In the opinion of the promoters, the drawing of lots would guarantee the independence of the judiciary vis-à-vis political parties and allow the selection of the best candidates. Professional aptitude, not party affiliation, would be the deciding factor. Diversity on the bench would also be enhanced, as women and men would have the same opportunities to access positions, for example.

The abolition of re-election of judges would also prevent parliament from exerting political pressure on the judiciary through the threat of deselection.

Main arguments against the initiative

Opponents of the initiative find the proposal too extreme. In the opinion of most parliamentarians, the existing system works well and the election of judges by parliament gives the process democratic legitimacy. As one legislator put it in a nutshell: democracy is better than a lottery.

Opponents also believe that, when electing judges, parliament can now take into account criteria such as age, sex and origin, thus ensuring a broad societal balance in the administration of the justice.

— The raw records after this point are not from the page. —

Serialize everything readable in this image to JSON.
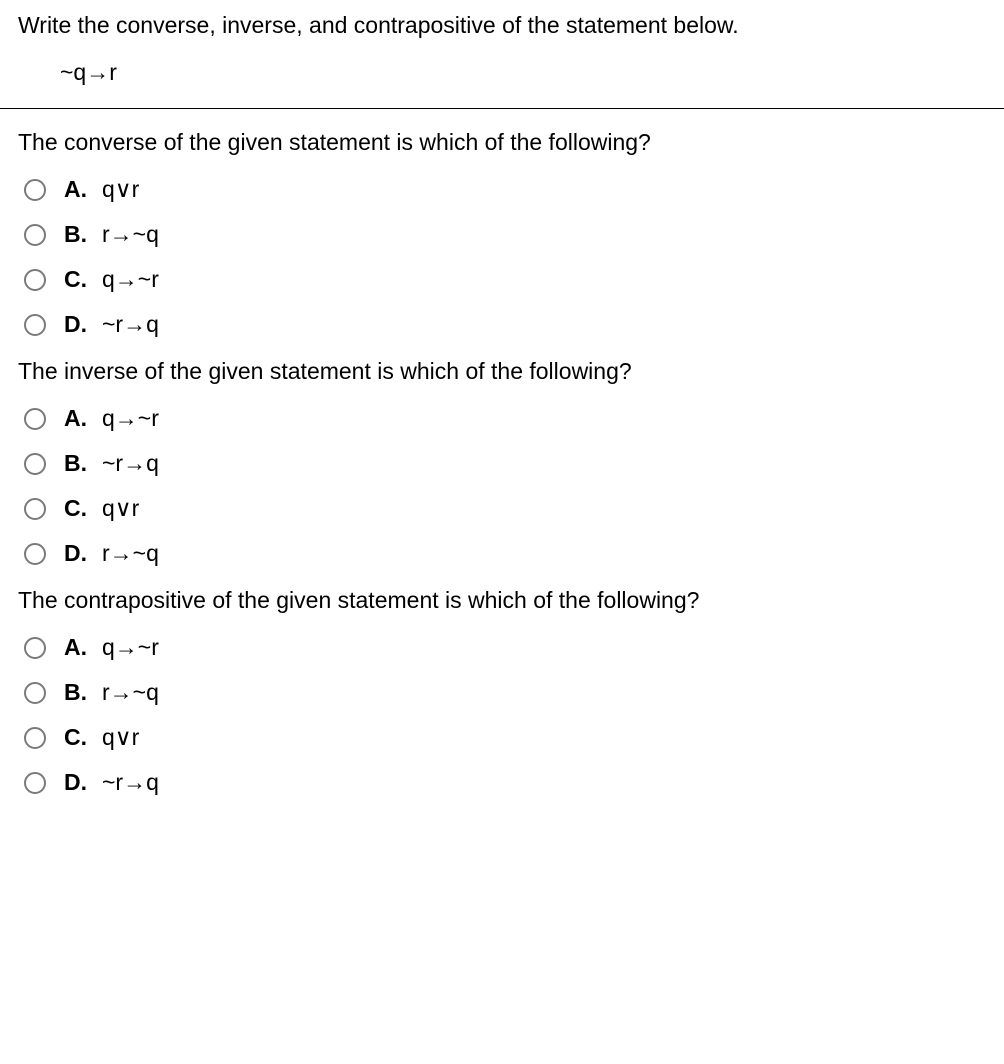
{
  "instruction": "Write the converse, inverse, and contrapositive of the statement below.",
  "statement": "~q→r",
  "questions": [
    {
      "prompt": "The converse of the given statement is which of the following?",
      "options": [
        {
          "letter": "A.",
          "text": "q∨r"
        },
        {
          "letter": "B.",
          "text": "r→~q"
        },
        {
          "letter": "C.",
          "text": "q→~r"
        },
        {
          "letter": "D.",
          "text": "~r→q"
        }
      ]
    },
    {
      "prompt": "The inverse of the given statement is which of the following?",
      "options": [
        {
          "letter": "A.",
          "text": "q→~r"
        },
        {
          "letter": "B.",
          "text": "~r→q"
        },
        {
          "letter": "C.",
          "text": "q∨r"
        },
        {
          "letter": "D.",
          "text": "r→~q"
        }
      ]
    },
    {
      "prompt": "The contrapositive of the given statement is which of the following?",
      "options": [
        {
          "letter": "A.",
          "text": "q→~r"
        },
        {
          "letter": "B.",
          "text": "r→~q"
        },
        {
          "letter": "C.",
          "text": "q∨r"
        },
        {
          "letter": "D.",
          "text": "~r→q"
        }
      ]
    }
  ]
}
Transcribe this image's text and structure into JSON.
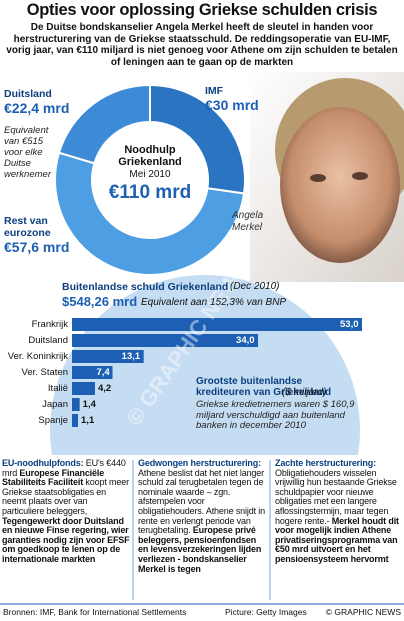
{
  "title": "Opties voor oplossing Griekse schulden crisis",
  "intro": "De Duitse bondskanselier Angela Merkel heeft de sleutel in handen voor herstructurering van de Griekse staatsschuld. De reddingsoperatie van EU-IMF, vorig jaar, van €110 miljard is niet genoeg voor Athene om zijn schulden te betalen of leningen aan te gaan op de markten",
  "photo_caption": "Angela Merkel",
  "watermark": "© GRAPHIC NEWS",
  "chart_data": [
    {
      "type": "pie",
      "center_title": "Noodhulp Griekenland",
      "center_subtitle": "Mei 2010",
      "center_value": "€110 mrd",
      "categories": [
        "Duitsland",
        "IMF",
        "Rest van eurozone"
      ],
      "values": [
        22.4,
        30,
        57.6
      ],
      "value_labels": [
        "€22,4 mrd",
        "€30 mrd",
        "€57,6 mrd"
      ],
      "colors": [
        "#3d8bd6",
        "#2a74c2",
        "#4e9ee3"
      ],
      "annotation": "Equivalent van €515 voor elke Duitse werknemer"
    },
    {
      "type": "bar",
      "orientation": "horizontal",
      "title": "Buitenlandse schuld Griekenland",
      "subtitle": "(Dec 2010)",
      "total": "$548,26 mrd",
      "total_note": "Equivalent aan 152,3% van BNP",
      "categories": [
        "Frankrijk",
        "Duitsland",
        "Ver. Koninkrijk",
        "Ver. Staten",
        "Italië",
        "Japan",
        "Spanje"
      ],
      "values": [
        53.0,
        34.0,
        13.1,
        7.4,
        4.2,
        1.4,
        1.1
      ],
      "value_labels": [
        "53,0",
        "34,0",
        "13,1",
        "7,4",
        "4,2",
        "1,4",
        "1,1"
      ],
      "color": "#1c5fb3",
      "legend_title": "Grootste buitenlandse krediteuren van Griekenland",
      "legend_unit": "($ miljard)",
      "note": "Griekse kredietnemers waren $ 160,9 miljard verschuldigd aan buitenland banken in december 2010"
    }
  ],
  "columns": [
    {
      "heading": "EU-noodhulpfonds:",
      "parts": [
        {
          "text": "EU's €440 mrd ",
          "bold": false
        },
        {
          "text": "Europese Financiële Stabiliteits Faciliteit",
          "bold": true
        },
        {
          "text": " koopt meer Griekse staatsobligaties en neemt plaats over van particuliere beleggers, ",
          "bold": false
        },
        {
          "text": "Tegengewerkt door Duitsland en nieuwe Finse regering, wier garanties nodig zijn voor EFSF om goedkoop te lenen op de internationale markten",
          "bold": true
        }
      ]
    },
    {
      "heading": "Gedwongen herstructurering:",
      "parts": [
        {
          "text": "Athene beslist dat het niet langer schuld zal terugbetalen tegen de nominale waarde – zgn. afstempelen voor obligatiehouders. Athene snijdt in rente en verlengt periode van terugbetaling. ",
          "bold": false
        },
        {
          "text": "Europese privé beleggers, pensioenfondsen en levensverzekeringen lijden verliezen - bondskanselier Merkel is tegen",
          "bold": true
        }
      ]
    },
    {
      "heading": "Zachte herstructurering:",
      "parts": [
        {
          "text": "Obligatiehouders wisselen vrijwillig hun bestaande Griekse schuldpapier voor nieuwe obligaties met een langere aflossingstermijn, maar tegen hogere rente.- ",
          "bold": false
        },
        {
          "text": "Merkel houdt dit voor mogelijk indien Athene privatiseringsprogramma van €50 mrd uitvoert en het pensioensysteem hervormt",
          "bold": true
        }
      ]
    }
  ],
  "footer": {
    "sources": "Bronnen: IMF, Bank for International Settlements",
    "picture": "Picture: Getty Images",
    "credit": "© GRAPHIC NEWS"
  }
}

According to Swiss Minister of Justice Karin Keller-Sutter, the introduction of a lottery process would be completely foreign to the system. A drawing of lots would contradict the political tradition of Switzerland and would present itself as a foreign body in the legislation. “The luckiest candidates, rather than the most capable, would be chosen. “

Who is for and who against the initiative?

The government and the parliament reject the popular initiative almost unanimously and without any counter-proposal. Most of the major parties should vote against.